One of the last key factors to understand is the stated rationale behind the proposed agreement. According to Secretary Yellen, the point of this agreement is to give the large, wealthy nations of the G7 a chance to transform their massive, purportedly-temporary stimulus spending sprees to manage the pandemic into permanent spending funds to deal with left-wing priorities like climate change and ‘systemic’ injustice. I personally disagree with these spending plans, but if we want to kneecap our own economy by tilting at windmills we should at least be honest enough to bear the cost ourselves. Instead, the Biden team proposes to cajole, coerce, and cudgel other, less powerful, non-G7 nations into following this plan set down from on high; smaller and (relatively) poorer nations with more competitive tax rates, like Ireland and Hungary, would be most harmed by this policy. Larger rival nations like China won’t be shanghaied into hurting their own economies just so American leftists can punitively tax multinational companies to pay for utopian socialist programs, but more vulnerable nations who seek our friendship might; we’ll be harming ourselves and our friends, while only benefiting authoritarian regimes like Russia and China, who will look competitive by comparison.

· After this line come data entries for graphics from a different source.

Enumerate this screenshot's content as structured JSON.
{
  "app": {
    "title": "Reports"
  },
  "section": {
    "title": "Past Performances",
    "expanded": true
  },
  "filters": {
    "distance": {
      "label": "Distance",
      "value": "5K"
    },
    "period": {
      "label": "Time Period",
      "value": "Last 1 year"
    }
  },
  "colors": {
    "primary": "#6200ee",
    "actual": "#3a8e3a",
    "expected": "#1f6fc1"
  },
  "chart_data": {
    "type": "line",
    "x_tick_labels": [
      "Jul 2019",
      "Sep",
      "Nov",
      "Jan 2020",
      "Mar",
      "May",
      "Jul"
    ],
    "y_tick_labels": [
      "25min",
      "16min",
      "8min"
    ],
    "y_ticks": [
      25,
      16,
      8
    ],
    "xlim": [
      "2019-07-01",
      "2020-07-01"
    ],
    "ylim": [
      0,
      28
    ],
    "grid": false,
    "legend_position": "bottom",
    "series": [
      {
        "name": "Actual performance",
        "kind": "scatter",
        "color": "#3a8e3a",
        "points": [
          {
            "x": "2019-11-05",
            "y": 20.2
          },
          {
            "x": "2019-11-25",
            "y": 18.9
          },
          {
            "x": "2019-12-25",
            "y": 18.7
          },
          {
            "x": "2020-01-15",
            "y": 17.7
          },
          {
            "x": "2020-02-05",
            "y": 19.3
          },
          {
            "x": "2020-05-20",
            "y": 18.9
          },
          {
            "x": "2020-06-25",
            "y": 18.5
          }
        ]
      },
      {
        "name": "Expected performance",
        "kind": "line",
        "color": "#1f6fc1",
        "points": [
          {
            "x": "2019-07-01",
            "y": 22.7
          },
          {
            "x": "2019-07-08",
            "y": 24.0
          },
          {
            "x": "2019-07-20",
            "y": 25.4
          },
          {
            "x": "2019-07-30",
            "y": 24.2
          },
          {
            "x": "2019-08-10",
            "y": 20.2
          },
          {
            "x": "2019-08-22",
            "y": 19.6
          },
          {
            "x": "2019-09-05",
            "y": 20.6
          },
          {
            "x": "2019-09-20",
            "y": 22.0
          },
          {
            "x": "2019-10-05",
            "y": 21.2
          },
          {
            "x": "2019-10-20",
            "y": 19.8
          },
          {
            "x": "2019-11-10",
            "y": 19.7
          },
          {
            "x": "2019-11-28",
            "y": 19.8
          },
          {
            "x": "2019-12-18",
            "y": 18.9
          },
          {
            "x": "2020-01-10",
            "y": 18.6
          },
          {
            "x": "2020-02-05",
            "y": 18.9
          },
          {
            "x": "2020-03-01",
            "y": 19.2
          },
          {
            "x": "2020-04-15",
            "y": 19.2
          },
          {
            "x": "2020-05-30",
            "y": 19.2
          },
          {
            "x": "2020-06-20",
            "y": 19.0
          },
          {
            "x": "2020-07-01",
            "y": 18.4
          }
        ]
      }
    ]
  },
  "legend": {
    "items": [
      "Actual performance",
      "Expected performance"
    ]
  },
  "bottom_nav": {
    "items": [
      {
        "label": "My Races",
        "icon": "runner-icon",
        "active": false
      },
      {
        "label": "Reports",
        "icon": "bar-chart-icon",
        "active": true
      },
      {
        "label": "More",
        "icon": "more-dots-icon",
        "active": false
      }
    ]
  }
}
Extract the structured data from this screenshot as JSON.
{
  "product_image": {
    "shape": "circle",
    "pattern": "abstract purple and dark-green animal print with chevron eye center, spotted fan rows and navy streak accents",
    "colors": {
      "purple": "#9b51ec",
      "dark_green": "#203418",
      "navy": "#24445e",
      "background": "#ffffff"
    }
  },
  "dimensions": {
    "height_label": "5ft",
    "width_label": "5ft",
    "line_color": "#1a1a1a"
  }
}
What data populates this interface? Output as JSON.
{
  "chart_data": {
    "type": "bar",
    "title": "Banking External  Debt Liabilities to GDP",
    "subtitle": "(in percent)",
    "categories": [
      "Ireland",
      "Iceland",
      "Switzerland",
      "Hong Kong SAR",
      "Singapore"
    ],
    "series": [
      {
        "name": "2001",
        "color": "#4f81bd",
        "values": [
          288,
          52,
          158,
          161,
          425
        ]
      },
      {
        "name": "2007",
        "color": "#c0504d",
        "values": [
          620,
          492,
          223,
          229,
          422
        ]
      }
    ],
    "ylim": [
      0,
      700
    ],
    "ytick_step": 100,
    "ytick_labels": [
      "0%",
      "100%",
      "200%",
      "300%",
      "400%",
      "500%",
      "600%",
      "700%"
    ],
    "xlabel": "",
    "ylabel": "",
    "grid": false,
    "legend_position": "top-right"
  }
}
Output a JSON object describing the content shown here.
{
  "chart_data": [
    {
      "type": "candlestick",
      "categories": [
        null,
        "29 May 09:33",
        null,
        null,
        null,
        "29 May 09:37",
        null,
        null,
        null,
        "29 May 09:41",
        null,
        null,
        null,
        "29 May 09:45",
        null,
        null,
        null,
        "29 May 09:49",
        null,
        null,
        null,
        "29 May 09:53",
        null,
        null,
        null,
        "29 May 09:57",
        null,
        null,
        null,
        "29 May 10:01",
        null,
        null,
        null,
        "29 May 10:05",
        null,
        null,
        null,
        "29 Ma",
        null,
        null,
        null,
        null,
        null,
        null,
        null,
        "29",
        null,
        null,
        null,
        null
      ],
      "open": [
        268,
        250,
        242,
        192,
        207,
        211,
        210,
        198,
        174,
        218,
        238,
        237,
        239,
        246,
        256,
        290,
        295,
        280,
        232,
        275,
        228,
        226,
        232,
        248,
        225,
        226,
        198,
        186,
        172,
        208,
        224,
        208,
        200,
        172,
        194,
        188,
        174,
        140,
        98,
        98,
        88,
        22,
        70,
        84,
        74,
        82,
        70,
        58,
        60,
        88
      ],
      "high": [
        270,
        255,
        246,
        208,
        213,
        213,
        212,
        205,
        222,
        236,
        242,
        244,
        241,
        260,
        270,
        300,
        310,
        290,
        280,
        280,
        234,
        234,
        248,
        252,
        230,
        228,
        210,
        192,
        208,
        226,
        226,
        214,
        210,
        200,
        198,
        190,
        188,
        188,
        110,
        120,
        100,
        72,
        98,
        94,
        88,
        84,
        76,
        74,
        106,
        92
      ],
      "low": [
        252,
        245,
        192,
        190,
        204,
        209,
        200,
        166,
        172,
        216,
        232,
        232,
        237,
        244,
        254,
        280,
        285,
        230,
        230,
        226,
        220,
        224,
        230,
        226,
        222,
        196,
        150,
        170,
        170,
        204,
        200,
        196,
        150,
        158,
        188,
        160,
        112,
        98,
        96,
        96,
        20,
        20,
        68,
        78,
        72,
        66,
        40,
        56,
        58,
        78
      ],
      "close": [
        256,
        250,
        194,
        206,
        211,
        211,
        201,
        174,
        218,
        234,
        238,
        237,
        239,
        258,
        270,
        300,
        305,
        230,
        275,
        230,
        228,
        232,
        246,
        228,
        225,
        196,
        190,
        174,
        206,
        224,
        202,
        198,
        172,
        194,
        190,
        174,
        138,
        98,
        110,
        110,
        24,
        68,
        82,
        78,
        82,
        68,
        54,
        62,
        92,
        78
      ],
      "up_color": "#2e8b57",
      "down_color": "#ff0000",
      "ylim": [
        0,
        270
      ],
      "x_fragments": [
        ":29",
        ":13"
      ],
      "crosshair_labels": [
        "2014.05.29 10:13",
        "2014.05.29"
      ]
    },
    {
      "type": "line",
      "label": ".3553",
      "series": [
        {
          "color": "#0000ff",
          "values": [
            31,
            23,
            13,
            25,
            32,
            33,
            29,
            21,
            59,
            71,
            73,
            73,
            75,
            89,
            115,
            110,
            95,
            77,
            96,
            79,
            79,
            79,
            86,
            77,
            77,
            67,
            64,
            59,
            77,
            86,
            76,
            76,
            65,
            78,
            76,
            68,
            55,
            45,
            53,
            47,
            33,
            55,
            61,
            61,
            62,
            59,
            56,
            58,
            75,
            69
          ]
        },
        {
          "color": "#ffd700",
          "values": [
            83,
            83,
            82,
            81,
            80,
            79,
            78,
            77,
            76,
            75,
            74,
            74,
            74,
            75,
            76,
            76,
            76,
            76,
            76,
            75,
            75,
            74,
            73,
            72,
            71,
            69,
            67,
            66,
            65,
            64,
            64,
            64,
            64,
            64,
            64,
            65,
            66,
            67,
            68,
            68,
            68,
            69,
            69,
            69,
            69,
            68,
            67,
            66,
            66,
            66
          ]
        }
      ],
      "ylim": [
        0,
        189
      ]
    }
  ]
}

Ironically, those most fervently pushing this ridiculous plan are the farthest left in American politics, the same folks who often decry American foreign policy as thinly-veiled ‘imperialism’. But what is more indicative or representative of modern-day imperialism than this plan? It is certainly imperialistic for the governments of the richest democratic nations on Earth to try to force down economic policies on other nations that are meant to reduce their competitiveness in an effort to increase tax revenues in the G7. Just as with climate policy, the rich nations of the world are looking to pull the ladder out from under those developing or less wealthy nations who wish to traverse the same, well-trodden path to prosperity that the G7 themselves followed! Yet I hear nothing about this policy being described (appropriately, for once) in imperialistic terms from the usual suspects; one might get the impression that they’re fundamentally unserious people who only wish to denigrate the US in favor of our international foes. Unfortunately, it seems that seeking international agreement as an end in itself versus as a means to an end, denigrating the US, and pushing anti-competitive economic policies are currently in vogue. One can only hope that the new administration comes to its senses sometime soon, but that may be unduly optimistic. At least we can count on the Senate to refuse ratification of such an economically disastrous treaty – if the Constitution still is worth the paper it’s written on.